A taxa Selic de 8,5% é ainda elevada, o que permite novas reduções a curto e a médio prazos sem afetar muito a rentabilidade dos títulos dos papéis brasileiros. O juro de 8,5% representa uma taxa real de 3,5% se a inflação ficar em 5,0%, apesar de o câmbio ser ainda atraente em relação ao juro internacional, que só recua. Ou seja, o Brasil pode ainda continuar reduzindo os juros. Eles, não. Perderam um instrumento da política monetária e lhes resta emitir dólares, euros ou pressionar os governos a afrouxarem também a política fiscal. Outro aspecto favorável ao Brasil é que os Estados Unidos e a Europa têm inflação baixa, de 2,0%, em média, enfrentam o risco de deflação e lutam ainda para evitar a recessão. O Brasil cresce em torno de 2,0%, tem inflação alta, cerca de 5,0%, o endividamento é baixo e o Congresso, meio abalado por sucessivos escândalos, incomoda, mas não atrapalha. O governo e o BC têm hoje instrumentos para agir nas frentes monetária, fiscal e ainda subsidiar investimentos, como estão fazendo por meio do BNDES.

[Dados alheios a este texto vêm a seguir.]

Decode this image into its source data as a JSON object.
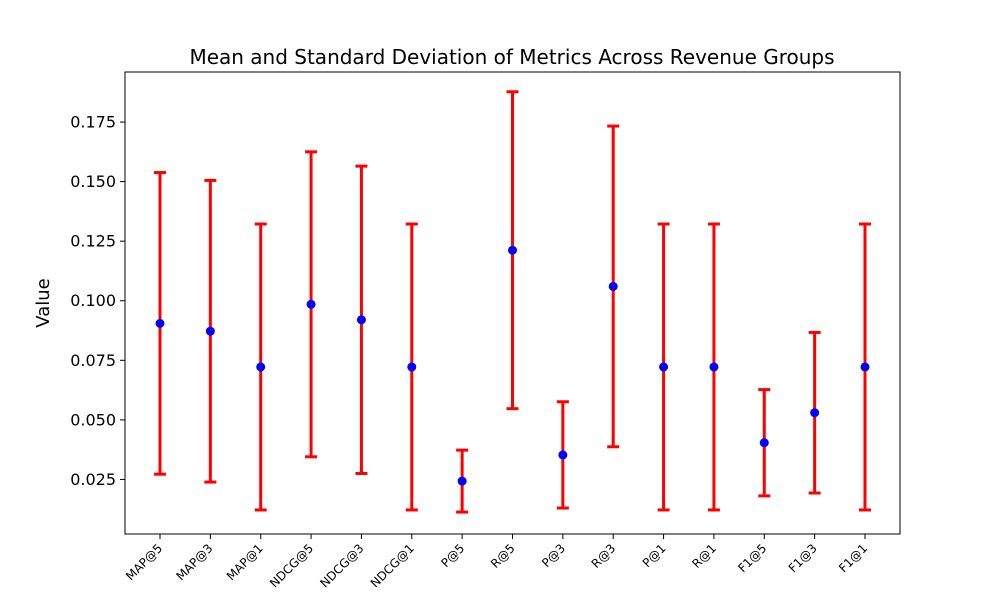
{
  "chart_data": {
    "type": "errorbar",
    "title": "Mean and Standard Deviation of Metrics Across Revenue Groups",
    "xlabel": "",
    "ylabel": "Value",
    "categories": [
      "MAP@5",
      "MAP@3",
      "MAP@1",
      "NDCG@5",
      "NDCG@3",
      "NDCG@1",
      "P@5",
      "R@5",
      "P@3",
      "R@3",
      "P@1",
      "R@1",
      "F1@5",
      "F1@3",
      "F1@1"
    ],
    "series": [
      {
        "means": [
          0.0905,
          0.0872,
          0.0722,
          0.0985,
          0.092,
          0.0722,
          0.0243,
          0.1212,
          0.0353,
          0.106,
          0.0722,
          0.0722,
          0.0404,
          0.053,
          0.0722
        ],
        "stds": [
          0.0633,
          0.0633,
          0.06,
          0.064,
          0.0645,
          0.06,
          0.013,
          0.0665,
          0.0223,
          0.0673,
          0.06,
          0.06,
          0.0223,
          0.0337,
          0.06
        ]
      }
    ],
    "yticks": [
      "0.025",
      "0.050",
      "0.075",
      "0.100",
      "0.125",
      "0.150",
      "0.175"
    ],
    "ylim": [
      0.0021,
      0.196
    ],
    "grid": false,
    "marker_color": "#0000ff",
    "errorbar_color": "#ff0000"
  }
}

Não decidem nada. Há um terceiro aspecto positivo, que diferencia o Brasil da zona do euro e dos Estados Unidos. O político. Em ano de eleição, o Congresso americano, dividido, impede o governo de oferecer mais incentivos fiscais, tributários e, acreditem, até mesmo salariais para retomar o crescimento. Na União Europeia, persiste a divisão de Alemanha, França e Inglaterra sobre o que fazer para superar a crise. Uma divisão que já dura três anos sem sinais de mudanças mais firmes. Empurra-se a crise da dívida para diante, mas ao mesmo tempo nada se faz para evitar que a economia resvale novamente para a recessão. Quando muito, cresceria 0,5% este ano.

Devem muito. Finalmente, os governos americano e europeu têm um altíssimo nível de endividamento - cerca de 100% do PIB e até mais em alguns países - e encontram dificuldades para investir, estimular a demanda e reanimar o crescimento, que definha.

Brasil favorecido. Nada disso ocorre no Brasil. O Congresso incomoda, mas não atrapalha seriamente; o endividamento do setor público de 35,7% é o mais baixo desde que a série vem sendo levantada, em 2001 - eles devem 100%. O juro é alto e pode ser reduzido, a inflação está controlada e, acima de tudo, o governo tem reservas e recursos para investir. Eles estão mal, nós poderíamos estar bem. E, em último caso, haveria espaço para emitir. O único fato entre eles e nós é a hesitação. Parece que eles estão atrasados e não têm pressa. E nós?